The real Easter faith is faith in the word of preaching which brings illumination. If the event of Easter Day is in any sense an historical event additional to the event of the cross, it is nothing else than the rise of faith in the risen Lord, since it was this faith which led to the apostolic preaching. The resurrection itself is not an event of past history. All that historical criticism can establish is the fact that the first disciples came to believe in the resurrection. The historian can perhaps to some extent account for that faith from the personal intimacy which the disciples had enjoyed with Jesus during his earthly life, and so reduce the resurrection appearances to a series of subjective visions. But the historical problem is scarcely relevant to Christian belief in the resurrection. For the historical event of the rise of the Easter faith means for us what it meant for the first disciples—namely, the self-manifestation of the risen Lord, the act of God in which the redemptive event of the cross is completed.

We cannot buttress our own faith in the resurrection by that of the first disciples and so eliminate the element of risk which faith in the resurrection always involves. For the first disciples’ faith in the resurrection is itself part and parcel of the eschatological event which is the article of faith.

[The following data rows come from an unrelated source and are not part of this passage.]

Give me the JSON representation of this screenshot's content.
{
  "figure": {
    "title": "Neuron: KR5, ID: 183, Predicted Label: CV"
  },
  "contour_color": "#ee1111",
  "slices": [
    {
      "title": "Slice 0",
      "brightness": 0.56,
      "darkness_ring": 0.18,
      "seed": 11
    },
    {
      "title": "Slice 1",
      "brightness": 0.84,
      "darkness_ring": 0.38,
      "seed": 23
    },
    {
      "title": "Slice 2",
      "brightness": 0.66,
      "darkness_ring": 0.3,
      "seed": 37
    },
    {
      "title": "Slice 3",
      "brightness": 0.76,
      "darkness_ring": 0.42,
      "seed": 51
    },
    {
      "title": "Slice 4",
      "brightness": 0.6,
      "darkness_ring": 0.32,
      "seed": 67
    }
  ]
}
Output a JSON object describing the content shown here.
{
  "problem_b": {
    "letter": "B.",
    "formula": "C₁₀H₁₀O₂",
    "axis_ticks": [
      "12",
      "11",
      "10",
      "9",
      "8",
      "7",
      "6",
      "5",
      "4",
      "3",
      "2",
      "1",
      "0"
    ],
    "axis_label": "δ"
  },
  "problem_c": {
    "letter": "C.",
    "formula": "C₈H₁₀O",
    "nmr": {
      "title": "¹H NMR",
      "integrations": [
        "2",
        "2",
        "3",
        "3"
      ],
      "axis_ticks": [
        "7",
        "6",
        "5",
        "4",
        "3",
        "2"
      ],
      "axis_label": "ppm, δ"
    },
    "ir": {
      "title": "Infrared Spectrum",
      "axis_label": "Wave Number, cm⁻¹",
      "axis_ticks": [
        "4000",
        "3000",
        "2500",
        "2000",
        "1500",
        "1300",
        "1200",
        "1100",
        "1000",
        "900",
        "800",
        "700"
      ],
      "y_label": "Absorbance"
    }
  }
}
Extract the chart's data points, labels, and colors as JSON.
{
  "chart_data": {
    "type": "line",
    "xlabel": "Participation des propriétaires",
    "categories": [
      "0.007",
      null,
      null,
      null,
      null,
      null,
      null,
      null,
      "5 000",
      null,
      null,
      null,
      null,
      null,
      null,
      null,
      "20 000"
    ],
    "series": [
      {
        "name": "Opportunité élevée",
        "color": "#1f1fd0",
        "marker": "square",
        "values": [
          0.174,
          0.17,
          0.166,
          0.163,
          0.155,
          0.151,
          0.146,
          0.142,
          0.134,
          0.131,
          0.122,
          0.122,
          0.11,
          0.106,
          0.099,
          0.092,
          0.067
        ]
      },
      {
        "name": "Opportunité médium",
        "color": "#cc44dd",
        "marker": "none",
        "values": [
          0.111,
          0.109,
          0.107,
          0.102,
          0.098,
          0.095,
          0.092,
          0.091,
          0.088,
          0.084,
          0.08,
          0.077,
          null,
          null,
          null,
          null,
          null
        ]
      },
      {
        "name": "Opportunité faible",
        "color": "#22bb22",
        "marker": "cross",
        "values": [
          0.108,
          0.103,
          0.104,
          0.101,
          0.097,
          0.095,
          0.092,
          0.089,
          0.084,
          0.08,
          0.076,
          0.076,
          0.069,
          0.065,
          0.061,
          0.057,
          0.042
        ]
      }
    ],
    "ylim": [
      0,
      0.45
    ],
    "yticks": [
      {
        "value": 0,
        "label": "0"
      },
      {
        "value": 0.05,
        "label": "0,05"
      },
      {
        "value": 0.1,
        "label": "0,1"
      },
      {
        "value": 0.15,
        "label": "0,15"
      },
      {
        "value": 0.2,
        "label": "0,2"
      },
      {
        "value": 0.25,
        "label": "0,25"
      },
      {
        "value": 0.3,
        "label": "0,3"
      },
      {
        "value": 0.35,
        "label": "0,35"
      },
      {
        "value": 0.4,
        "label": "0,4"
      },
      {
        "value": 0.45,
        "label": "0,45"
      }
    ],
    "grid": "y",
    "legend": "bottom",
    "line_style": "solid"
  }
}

In other words, the apostolic preaching which originated in the event of Easter Day is itself a part of the eschatological event of redemption. The death of Christ, which is both the judgment and the salvation of the world, inaugurates the “ministry of reconciliation” or “word of reconciliation” (2 Cor. 5:18 f.). This word supplements the cross and makes its saving efficacy intelligible by demanding faith and confronting men with the question whether they are willing to understand themselves as men who are crucified and risen with Christ. Through the word of preaching the cross and the resurrection are made present: the eschatological “now” is here, and the promise of Isa. 49:8 is fulfilled: “Behold, now is the acceptable time; behold, now is the day of salvation” (2 Cor. 6:2). That is why the apostolic preaching brings judgment. For some the apostle is “a saviour from death unto death” and for others a “saviour from life unto life” (2 Cor. 2:16). St. Paul is the agent through whom the resurrection life becomes effective in the faithful (2 Cor. 4:12). The promise of Jesus in the fourth gospel is eminently applicable to the preaching in which he is proclaimed: “Verily I say unto you, he that heareth my words and believeth on him that sent me, hath eternal life, and cometh not unto judgment, but hath passed out of death into life.… The hour cometh and now is, when the dead shall hear the voice of the Son of God; and they that hear shall live” (John 5:24 f.). In the word of preaching and there alone we meet the risen Lord. “So belief cometh of hearing, and hearing by the word of Christ” (Rom. 10:17).